According to a report by AllAfrica, Willie Breedt, the CEO of cryptocurrency investment firm VaultAge Solutions, is presumed to be on the run after not making public communications since December 2019. The report claims Breedt was speculated to be staying near the town of Jeffrey’s Bay and that his whereabouts where being looked into by the country’s criminal investigation unit. 

However, South Africans who invested cryptocurrency with the now-defunct firm fear the CEO may have fled the country for Mozambique. 

Breedt is accused of stealing millions from bitcoin investors. The report claims VaultAge Solutions is not registered as a legitimate financial institution with the Financial Services Conduct Authority (FSCA), despite having more than 2000 investors. 

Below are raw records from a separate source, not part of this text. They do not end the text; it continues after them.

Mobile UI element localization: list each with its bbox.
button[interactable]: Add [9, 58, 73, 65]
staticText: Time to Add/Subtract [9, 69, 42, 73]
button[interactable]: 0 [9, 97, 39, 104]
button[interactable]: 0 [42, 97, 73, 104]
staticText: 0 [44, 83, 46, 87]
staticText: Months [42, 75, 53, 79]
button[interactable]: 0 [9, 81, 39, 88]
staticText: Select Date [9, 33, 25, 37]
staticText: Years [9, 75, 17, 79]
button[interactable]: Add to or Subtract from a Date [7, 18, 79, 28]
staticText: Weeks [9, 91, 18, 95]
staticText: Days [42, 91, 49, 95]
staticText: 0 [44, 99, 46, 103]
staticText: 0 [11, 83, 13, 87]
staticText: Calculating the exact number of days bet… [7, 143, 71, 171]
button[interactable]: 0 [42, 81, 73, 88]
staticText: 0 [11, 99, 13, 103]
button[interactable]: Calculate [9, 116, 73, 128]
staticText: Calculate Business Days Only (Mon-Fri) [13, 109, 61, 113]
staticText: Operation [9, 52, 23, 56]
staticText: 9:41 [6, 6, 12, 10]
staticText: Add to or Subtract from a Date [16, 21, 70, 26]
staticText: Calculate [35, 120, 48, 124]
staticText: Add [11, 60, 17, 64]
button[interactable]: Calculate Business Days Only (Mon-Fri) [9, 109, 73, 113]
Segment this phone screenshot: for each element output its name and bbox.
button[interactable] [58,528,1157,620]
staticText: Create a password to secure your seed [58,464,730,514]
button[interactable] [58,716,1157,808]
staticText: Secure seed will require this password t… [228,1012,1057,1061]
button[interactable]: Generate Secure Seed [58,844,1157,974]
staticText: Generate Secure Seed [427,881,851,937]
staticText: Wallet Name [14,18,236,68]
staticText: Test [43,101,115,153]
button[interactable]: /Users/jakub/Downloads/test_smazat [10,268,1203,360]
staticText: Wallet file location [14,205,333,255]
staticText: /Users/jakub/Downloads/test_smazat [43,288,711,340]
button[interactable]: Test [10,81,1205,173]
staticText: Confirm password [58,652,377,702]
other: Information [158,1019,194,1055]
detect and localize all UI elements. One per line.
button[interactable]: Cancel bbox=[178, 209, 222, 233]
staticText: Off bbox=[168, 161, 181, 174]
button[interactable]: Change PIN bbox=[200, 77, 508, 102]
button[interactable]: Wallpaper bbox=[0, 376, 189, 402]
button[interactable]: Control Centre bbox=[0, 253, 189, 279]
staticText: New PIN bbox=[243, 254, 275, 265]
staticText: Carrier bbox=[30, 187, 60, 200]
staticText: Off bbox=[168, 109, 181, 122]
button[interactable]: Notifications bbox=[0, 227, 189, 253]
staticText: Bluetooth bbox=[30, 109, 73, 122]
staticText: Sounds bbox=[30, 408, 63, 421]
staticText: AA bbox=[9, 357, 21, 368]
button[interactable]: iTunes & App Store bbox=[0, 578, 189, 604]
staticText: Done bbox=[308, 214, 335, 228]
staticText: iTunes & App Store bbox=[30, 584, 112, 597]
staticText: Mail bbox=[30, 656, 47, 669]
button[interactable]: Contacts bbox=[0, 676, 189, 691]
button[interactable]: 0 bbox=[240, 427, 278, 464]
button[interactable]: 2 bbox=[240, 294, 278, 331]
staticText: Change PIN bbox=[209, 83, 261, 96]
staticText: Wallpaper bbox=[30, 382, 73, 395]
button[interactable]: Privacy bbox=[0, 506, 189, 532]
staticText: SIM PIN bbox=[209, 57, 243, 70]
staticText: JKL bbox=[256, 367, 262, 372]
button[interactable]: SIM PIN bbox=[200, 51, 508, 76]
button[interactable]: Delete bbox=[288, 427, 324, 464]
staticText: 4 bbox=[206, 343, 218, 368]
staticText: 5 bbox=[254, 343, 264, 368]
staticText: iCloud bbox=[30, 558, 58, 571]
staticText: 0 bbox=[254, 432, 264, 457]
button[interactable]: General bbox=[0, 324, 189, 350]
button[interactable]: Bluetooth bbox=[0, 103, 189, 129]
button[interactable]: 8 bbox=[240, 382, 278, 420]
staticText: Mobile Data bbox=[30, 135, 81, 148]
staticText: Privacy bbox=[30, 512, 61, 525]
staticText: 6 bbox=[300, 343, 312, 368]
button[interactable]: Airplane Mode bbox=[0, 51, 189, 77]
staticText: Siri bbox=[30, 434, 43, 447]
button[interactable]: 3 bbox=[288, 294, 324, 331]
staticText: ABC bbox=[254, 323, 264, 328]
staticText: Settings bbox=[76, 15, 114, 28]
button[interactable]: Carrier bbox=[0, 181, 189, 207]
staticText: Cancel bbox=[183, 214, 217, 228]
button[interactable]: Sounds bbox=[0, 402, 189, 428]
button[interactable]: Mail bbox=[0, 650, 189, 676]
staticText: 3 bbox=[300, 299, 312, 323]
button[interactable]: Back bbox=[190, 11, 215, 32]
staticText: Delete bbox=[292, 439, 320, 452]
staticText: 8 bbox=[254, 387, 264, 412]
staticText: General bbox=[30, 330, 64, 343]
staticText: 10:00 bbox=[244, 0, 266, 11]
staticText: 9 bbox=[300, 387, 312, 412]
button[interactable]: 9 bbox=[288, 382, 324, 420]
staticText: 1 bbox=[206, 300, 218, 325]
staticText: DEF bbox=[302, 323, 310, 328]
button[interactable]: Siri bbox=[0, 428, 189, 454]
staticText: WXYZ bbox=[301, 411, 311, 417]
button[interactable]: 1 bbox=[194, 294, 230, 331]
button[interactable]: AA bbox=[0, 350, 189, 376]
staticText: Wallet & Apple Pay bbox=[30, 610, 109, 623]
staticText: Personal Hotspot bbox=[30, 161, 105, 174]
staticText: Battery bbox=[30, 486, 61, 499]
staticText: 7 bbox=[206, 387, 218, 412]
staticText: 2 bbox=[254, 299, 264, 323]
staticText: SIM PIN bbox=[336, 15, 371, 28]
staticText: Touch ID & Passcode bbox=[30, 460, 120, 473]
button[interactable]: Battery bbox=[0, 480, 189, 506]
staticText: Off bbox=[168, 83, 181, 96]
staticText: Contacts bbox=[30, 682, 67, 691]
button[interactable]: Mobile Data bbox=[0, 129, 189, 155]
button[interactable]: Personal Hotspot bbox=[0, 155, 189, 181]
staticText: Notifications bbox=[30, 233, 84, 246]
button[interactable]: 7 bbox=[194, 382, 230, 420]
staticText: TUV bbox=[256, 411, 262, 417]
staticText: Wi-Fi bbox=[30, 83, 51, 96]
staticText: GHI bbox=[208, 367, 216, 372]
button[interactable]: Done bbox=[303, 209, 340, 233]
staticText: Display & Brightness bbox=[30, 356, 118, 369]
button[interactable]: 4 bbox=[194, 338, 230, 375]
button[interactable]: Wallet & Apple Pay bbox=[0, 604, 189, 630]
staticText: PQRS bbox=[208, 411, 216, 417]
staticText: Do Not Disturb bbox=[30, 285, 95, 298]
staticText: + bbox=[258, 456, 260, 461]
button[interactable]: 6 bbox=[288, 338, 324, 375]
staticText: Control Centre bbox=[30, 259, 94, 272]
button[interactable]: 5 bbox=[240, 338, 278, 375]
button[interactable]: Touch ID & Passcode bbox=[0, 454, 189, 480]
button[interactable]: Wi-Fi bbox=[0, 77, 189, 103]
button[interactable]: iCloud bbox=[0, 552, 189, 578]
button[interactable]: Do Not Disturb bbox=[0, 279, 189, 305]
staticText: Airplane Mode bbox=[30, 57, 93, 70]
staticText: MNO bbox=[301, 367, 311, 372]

The report quoted investor Lettie Engelbrecht from Krugersdrop, 

We are pensioners and invested R200 000. From December until April, we received payments on the growth of our investment. Since then, we never got any money. We are desperate and living on a shoestring budget.

One South African investor reportedly had deposited more than R6 million ($342,000) with Breedt’s company. 

Breedt delivered a written reply to local outlet News24, explaining, 

I am busy attending to the commitments I have made to members. The commitment is to have all the initial capital paid back by 31 May.

Colonel Katlego Mogale of the Directorate for Priority Crime Investigation (DPCI) said authorities are investigating the case but cannot reveal any more information “at this stage.”